Using the algorithm for PERF_AVERAGE_TIMER the calculation for the formatted values would be:
((2147727 - 0) / 14318180) / (1 - 0) = 0.15
((2147727 - 2147727) / 14318180) / (1 - 1) = 0*
*If the denominator is 0 there is no new data and the result is 0.
Because the raw counter contains both the number of reads performed during each interval and the time it took for these reads to complete, we can accurately calculate the average for many entries.
If you’ve taken the time to read this far you may be wondering why I have taken the time to explain such a mundane topic. It is important to explain how this works because many performance tools are not using the correct average calculation and many users are trying to calculate averages using data that is not appropriate for such calculations (such as CSV and TSV files). Programmers should use PdhComputeCounterStatistics to calculate averages and should not sum and divide by the count or duplicate the calculations described in MSDN.

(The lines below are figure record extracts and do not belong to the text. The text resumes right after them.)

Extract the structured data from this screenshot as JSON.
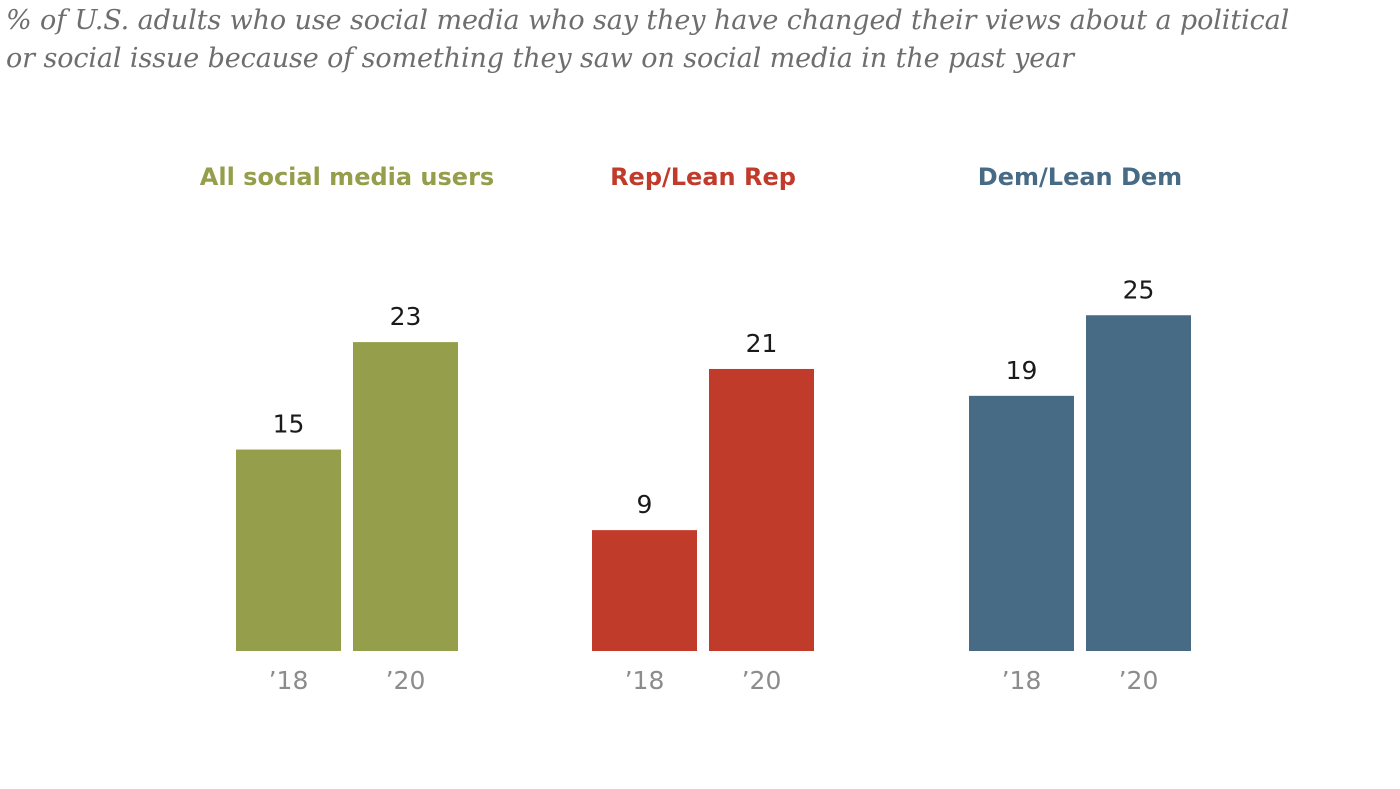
{
  "subtitle": {
    "line1": "% of U.S. adults who use social media who say they have changed their views about a political",
    "line2": "or social issue because of something they saw on social media in the past year"
  },
  "chart_data": {
    "type": "bar",
    "title": "% of U.S. adults who use social media who say they have changed their views about a political or social issue because of something they saw on social media in the past year",
    "xlabel": "",
    "ylabel": "",
    "ylim": [
      0,
      25
    ],
    "grid": false,
    "categories": [
      "’18",
      "’20"
    ],
    "series": [
      {
        "name": "All social media users",
        "color": "#959e4a",
        "values": [
          15,
          23
        ]
      },
      {
        "name": "Rep/Lean Rep",
        "color": "#c13b2b",
        "values": [
          9,
          21
        ]
      },
      {
        "name": "Dem/Lean Dem",
        "color": "#476a85",
        "values": [
          19,
          25
        ]
      }
    ]
  }
}
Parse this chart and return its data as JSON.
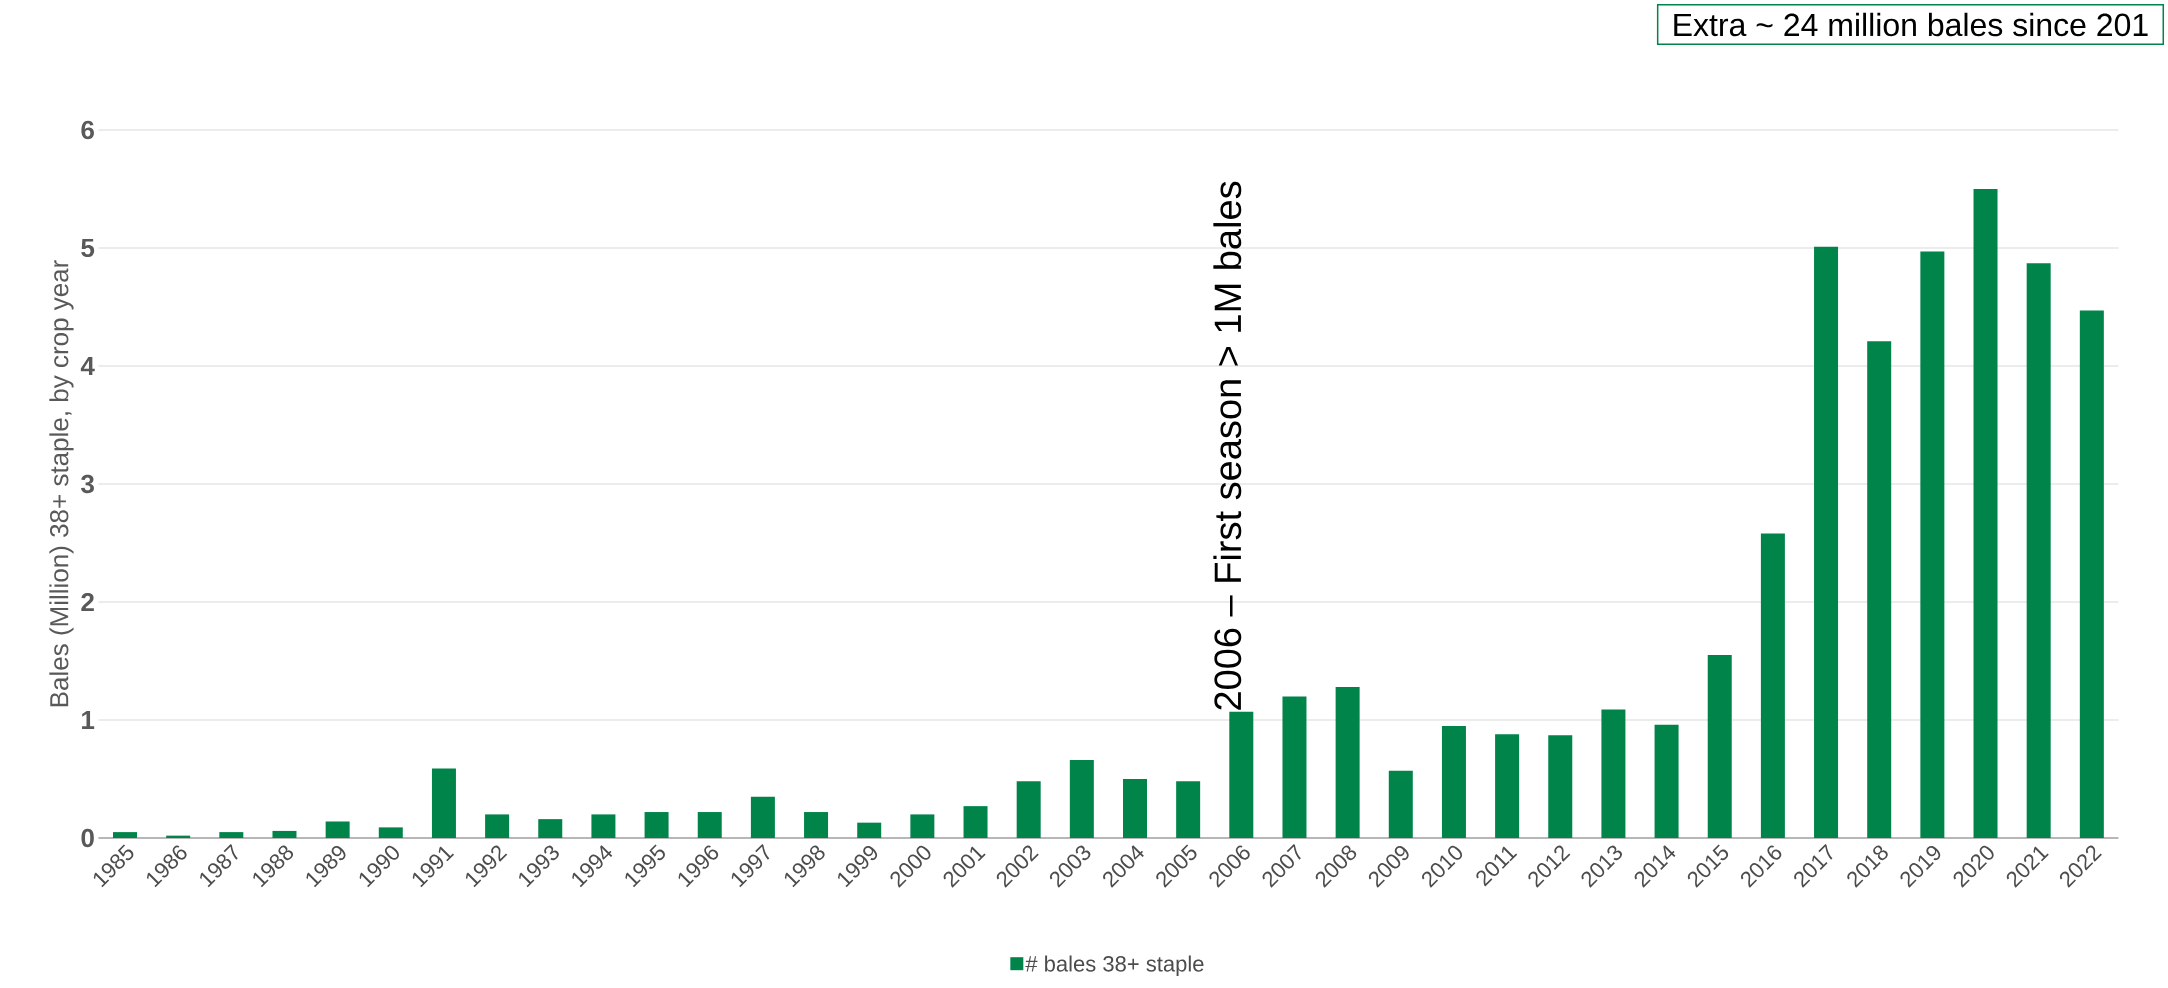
{
  "chart_data": {
    "type": "bar",
    "ylabel": "Bales (Million) 38+ staple, by crop year",
    "categories": [
      "1985",
      "1986",
      "1987",
      "1988",
      "1989",
      "1990",
      "1991",
      "1992",
      "1993",
      "1994",
      "1995",
      "1996",
      "1997",
      "1998",
      "1999",
      "2000",
      "2001",
      "2002",
      "2003",
      "2004",
      "2005",
      "2006",
      "2007",
      "2008",
      "2009",
      "2010",
      "2011",
      "2012",
      "2013",
      "2014",
      "2015",
      "2016",
      "2017",
      "2018",
      "2019",
      "2020",
      "2021",
      "2022"
    ],
    "series": [
      {
        "name": "# bales 38+ staple",
        "color": "#00844a",
        "values": [
          0.05,
          0.02,
          0.05,
          0.06,
          0.14,
          0.09,
          0.59,
          0.2,
          0.16,
          0.2,
          0.22,
          0.22,
          0.35,
          0.22,
          0.13,
          0.2,
          0.27,
          0.48,
          0.66,
          0.5,
          0.48,
          1.07,
          1.2,
          1.28,
          0.57,
          0.95,
          0.88,
          0.87,
          1.09,
          0.96,
          1.55,
          2.58,
          5.01,
          4.21,
          4.97,
          5.5,
          4.87,
          4.47
        ]
      }
    ],
    "ylim": [
      0,
      6
    ],
    "yticks": [
      0,
      1,
      2,
      3,
      4,
      5,
      6
    ],
    "grid": "y",
    "legend": "bottom",
    "annotations": [
      {
        "text": "2006 – First season > 1M bales",
        "x": "2006",
        "y": 1.07
      },
      "Extra ~ 24 million bales since 201"
    ]
  }
}
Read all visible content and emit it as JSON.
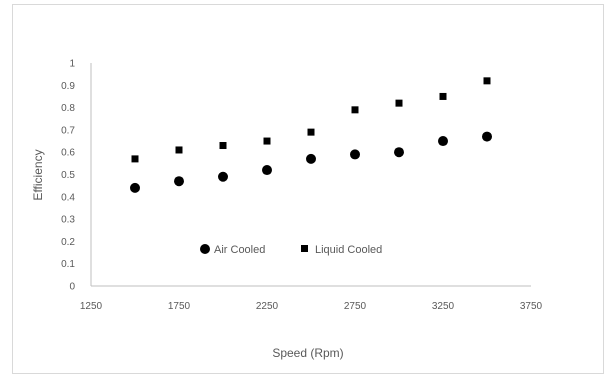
{
  "chart_data": {
    "type": "scatter",
    "xlabel": "Speed (Rpm)",
    "ylabel": "Efficiency",
    "xlim": [
      1250,
      3750
    ],
    "ylim": [
      0,
      1
    ],
    "x_ticks": [
      "1250",
      "1750",
      "2250",
      "2750",
      "3250",
      "3750"
    ],
    "y_ticks": [
      "0",
      "0.1",
      "0.2",
      "0.3",
      "0.4",
      "0.5",
      "0.6",
      "0.7",
      "0.8",
      "0.9",
      "1"
    ],
    "grid": false,
    "legend_position": "inside-lower-center",
    "series": [
      {
        "name": "Air Cooled",
        "marker": "circle",
        "color": "#000000",
        "x": [
          1500,
          1750,
          2000,
          2250,
          2500,
          2750,
          3000,
          3250,
          3500
        ],
        "y": [
          0.44,
          0.47,
          0.49,
          0.52,
          0.57,
          0.59,
          0.6,
          0.65,
          0.67
        ]
      },
      {
        "name": "Liquid Cooled",
        "marker": "square",
        "color": "#000000",
        "x": [
          1500,
          1750,
          2000,
          2250,
          2500,
          2750,
          3000,
          3250,
          3500
        ],
        "y": [
          0.57,
          0.61,
          0.63,
          0.65,
          0.69,
          0.79,
          0.82,
          0.85,
          0.92
        ]
      }
    ]
  }
}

Recently we have found that under some conditions perfmon will use the incorrect algorithm to calculate averages. When reading from log files perfmon has been formatting the values, summing them, and dividing by the number of entries. This issue has been corrected in perfmon for Windows 8/Server 2012 with KB2877211 and for Windows 8.1/Server 2012 R2 as part of KB2883200. We recommend using these fixes when analyzing perfmon logs to determine the average of a performance counter. Note that KB2877211/KB2883200 only change the behavior when analyzing logs, there is no change when the data is collected. This means you can collect performance logs from any version of Windows and analyze them on a system with these fixes installed.
What about a backport of the fix to 2008 R1/R2?
[We are aware of requests to have this fix ported to other versions of Windows. The KB article and this page will be updated if the fix is ported to other versions.]
"If we simply add and divide we get an average latency of 15ms (150 / 10) per read"
Sorry, what? Why is the denominator 10? There was 1 read; summing 1+0+...+0 gives 1. 150ms/1 = 150ms. All is fine.
[Often averages are calculated using the number of entries as the divisor. In this example there are 10 entries.]
Interesting article and it is useful to point out that avergae or mean is not always the best method to view a trend. In terms of average as a generic term I will often use mean, mode and medium from the raw data as well as standard deviation to indicate the variation (en.wikipedia.org/.../Standard_deviation). Having cut my teeth as an Exchange Engineer / Architect I find the whitepapers on Loadsim very useful (even though MS is pahsing this tool out). Another useful measurement is percentile as this will give you an indication as to a large spike causing a disproportionate effect on the average; e.g. if the 95th percentile is showing <20ms but average is above 20ms you are probably getting some very high but occasional spikes. I've used this in the past with PSS to demonstrate we don't have a disk latency issue per se, we have an intermittent problem that needs resolving.
Had this issue at the bottom affect relog on Windows 8.1
Performance Monitor uses incorrect calculation for certain types of counters in Windows 8, Windows Server 2012, Windows 7 SP1, or Windows Server 2008 R2 SP1
[This problem does not affect relog, however it may affect tools which use relog to convert to .csv and then incorrectly calculate averages using this formatted information.]